In the United States freedom of speech is protected by the First Amendment to the United States Constitution and by many state constitutions and state and federal laws.
It is not surprising that in the United States the burden of proof for defamation is on the Claimant to prove that what was written or said was false. In the United Kingdom the burden of proof is on the Defendant to prove that what was said or written about the Claimant was true. The contrast in where the burden of proof lies between the two countries is just one of the ways in which you can see how different countries balance out freedom of speech and defamation. This difference has led to wealthy individuals forum shopping in different jurisdictions for the most Claimant friendly jurisdiction to bring an action for defamation a phenomenon called “libel tourism”.
The Internet has blown the realm of defamation wide open with instant access, this fact, coupled with broad principles of UK jurisdiction has helped London become the most popular tourist destination for online defamation claims. Ever since the old case of Duke of Brunswick v. Harmer in 1849 which established the multiple publication rule, UK courts have repeatedly held that even where the defendant’s publication is distributed mainly in another jurisdiction, as long as it is downloaded by a number of readers in the UK then that is enough to constitute a separate actionable publication in the UK.

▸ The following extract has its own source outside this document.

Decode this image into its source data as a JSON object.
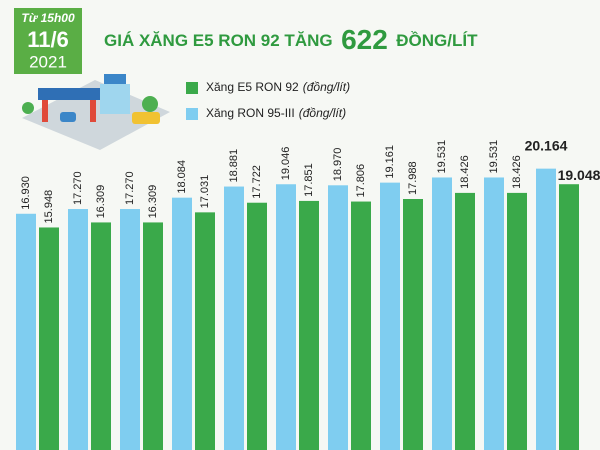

It is also worth noting that even if the publication has been on the Internet for over a year. The publication starts running again from the next time it is downloaded.
In the UK there have been cases of articles only published in languages other than English that have been actionable.
However a word of caution, even if a Claimant is successful in bringing a claim in the UK for defamation relating predominantly in another jurisdiction, it is not clear whether such UK judgments would be enforceable in any other country, so it is worth checking that the defendants have sufficient assets in the UK to enforce judgment before bringing a claim.